Menlu ASEAN-Cina Bertemu Pekan Depan di Tengah Krisis Myanmar
2021.06.04
Jakarta
Menteri Luar Negeri anggota ASEAN bakal berada di Cina pada pekan depan untuk menghadiri pertemuan tatap muka pertama sejak pandemi COVID-19, di tengah usaha Kawasan itu untuk menyelesaikan krisis politik di Myanmar.
Juru Bicara Kementerian Luar Negeri Indonesia, Teuku Faizasyah, mengkonfirmasi kehadiran Menteri Luar Negeri Retno Marsudi di Cina pada pertemuan yang akan diadakan di kota Chongqing di Cina pada Senin dan Selasa 7-8 Juni 2021.
Sementara, Duta Besar Indonesia untuk ASEAN Ade Padmo Sarwono mengatakan agenda pertemuan para menlu akan membahas perkembangan kerja sama kedua pihak.
“Agenda sampai saat ini tentang ASEAN-China Cooperation,” kata Ade kepada BenarNews, Jumat (4/6).
Pertemuan para menteri luar negeri ini sejalan dengan peringatan hubungan Cina dengan kawasan yang ke-30 pada Juli nanti, yang selama setahun terakhir didominasi dengan kerja sama pengadaan vaksin COVID-19 yang diproduksi Tiongkok.
Juru Bicara Kementerian Luar Negeri Teuku Faizasyah tidak bisa memastikan apakah dalam pertemuan pekan depan, perihal situasi terkini di Myanmar akan turut menjadi agenda pembahasan para menteri luar negeri.
“Kalau ditanyakan mungkin, apapun menjadi mungkin.

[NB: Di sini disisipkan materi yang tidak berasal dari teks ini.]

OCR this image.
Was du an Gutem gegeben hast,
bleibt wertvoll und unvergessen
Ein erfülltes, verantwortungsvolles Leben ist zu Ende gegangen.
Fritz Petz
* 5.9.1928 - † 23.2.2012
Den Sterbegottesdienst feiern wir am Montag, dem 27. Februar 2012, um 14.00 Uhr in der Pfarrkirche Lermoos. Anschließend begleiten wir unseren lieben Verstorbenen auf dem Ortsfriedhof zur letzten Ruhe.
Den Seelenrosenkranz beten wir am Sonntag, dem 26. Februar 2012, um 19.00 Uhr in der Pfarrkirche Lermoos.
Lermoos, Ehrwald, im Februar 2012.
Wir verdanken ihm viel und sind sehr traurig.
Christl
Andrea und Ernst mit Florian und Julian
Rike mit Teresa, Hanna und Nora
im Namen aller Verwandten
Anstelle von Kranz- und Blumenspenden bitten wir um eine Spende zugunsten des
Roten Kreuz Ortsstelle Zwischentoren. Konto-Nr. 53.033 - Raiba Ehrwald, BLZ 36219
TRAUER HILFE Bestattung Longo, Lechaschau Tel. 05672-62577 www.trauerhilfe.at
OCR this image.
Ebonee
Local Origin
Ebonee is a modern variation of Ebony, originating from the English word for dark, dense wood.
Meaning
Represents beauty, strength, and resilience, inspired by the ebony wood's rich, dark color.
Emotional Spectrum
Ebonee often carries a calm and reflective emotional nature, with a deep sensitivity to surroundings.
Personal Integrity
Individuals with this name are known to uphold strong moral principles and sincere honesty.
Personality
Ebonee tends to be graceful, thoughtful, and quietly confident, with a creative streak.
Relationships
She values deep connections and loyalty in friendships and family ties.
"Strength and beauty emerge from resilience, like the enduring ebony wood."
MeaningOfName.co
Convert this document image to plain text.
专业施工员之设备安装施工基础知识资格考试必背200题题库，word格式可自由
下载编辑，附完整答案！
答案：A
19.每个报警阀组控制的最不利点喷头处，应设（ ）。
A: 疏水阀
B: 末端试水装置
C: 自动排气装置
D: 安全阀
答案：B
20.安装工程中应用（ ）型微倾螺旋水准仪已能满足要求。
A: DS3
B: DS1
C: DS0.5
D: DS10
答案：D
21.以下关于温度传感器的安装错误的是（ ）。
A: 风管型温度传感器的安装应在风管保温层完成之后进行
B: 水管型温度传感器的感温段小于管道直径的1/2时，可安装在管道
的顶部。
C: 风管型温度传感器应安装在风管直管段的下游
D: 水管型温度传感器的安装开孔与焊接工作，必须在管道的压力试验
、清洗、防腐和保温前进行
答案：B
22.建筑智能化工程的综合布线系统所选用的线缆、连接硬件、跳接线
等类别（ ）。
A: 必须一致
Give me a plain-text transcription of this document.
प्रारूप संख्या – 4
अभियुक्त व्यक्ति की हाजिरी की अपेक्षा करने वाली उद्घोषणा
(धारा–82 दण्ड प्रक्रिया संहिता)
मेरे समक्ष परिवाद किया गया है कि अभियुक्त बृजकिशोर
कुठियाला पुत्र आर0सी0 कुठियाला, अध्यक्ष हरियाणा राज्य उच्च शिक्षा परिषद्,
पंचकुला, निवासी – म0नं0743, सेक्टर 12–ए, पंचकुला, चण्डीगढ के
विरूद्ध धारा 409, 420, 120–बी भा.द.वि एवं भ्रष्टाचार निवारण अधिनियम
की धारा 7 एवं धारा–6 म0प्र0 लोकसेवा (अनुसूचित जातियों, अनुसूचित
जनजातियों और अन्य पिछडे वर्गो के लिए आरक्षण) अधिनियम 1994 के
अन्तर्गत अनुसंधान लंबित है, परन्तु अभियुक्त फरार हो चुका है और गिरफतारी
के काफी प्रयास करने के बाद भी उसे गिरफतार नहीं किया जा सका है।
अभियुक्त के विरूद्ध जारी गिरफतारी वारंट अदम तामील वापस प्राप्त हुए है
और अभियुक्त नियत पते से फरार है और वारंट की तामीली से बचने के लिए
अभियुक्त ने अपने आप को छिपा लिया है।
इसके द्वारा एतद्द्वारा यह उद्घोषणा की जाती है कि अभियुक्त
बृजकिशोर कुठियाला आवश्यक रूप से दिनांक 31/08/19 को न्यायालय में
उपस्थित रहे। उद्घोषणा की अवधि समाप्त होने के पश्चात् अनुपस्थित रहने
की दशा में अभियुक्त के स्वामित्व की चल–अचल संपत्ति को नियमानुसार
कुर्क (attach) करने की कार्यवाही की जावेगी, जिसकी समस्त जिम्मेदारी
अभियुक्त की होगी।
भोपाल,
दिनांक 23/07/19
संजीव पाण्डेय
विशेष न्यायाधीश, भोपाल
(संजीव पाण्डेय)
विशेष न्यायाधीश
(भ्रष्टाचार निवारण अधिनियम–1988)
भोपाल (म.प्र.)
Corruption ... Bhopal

Saya belum dapat informasi hingga sore ini,” katanya.
Romeo Abad Arca, asisten direktur hubungan masyarakat di Sekretariat ASEAN Jakarta, tidak memberi respons ketika BenarNews mencoba mengkonfirmasikan hal ini.
Rizal Sukma, peneliti senior Centre for Strategic and International Studies di Jakarta mengatakan pertemuan tersebut bisa dijadikan sebagai momentum memperkuat dukungan Cina bagi rencana ASEAN untuk mengimplementasikan hasil-hasil Konferensi Tingkat Tinggi (KTT) Khusus terkait Myanmar di Jakarta, April lalu.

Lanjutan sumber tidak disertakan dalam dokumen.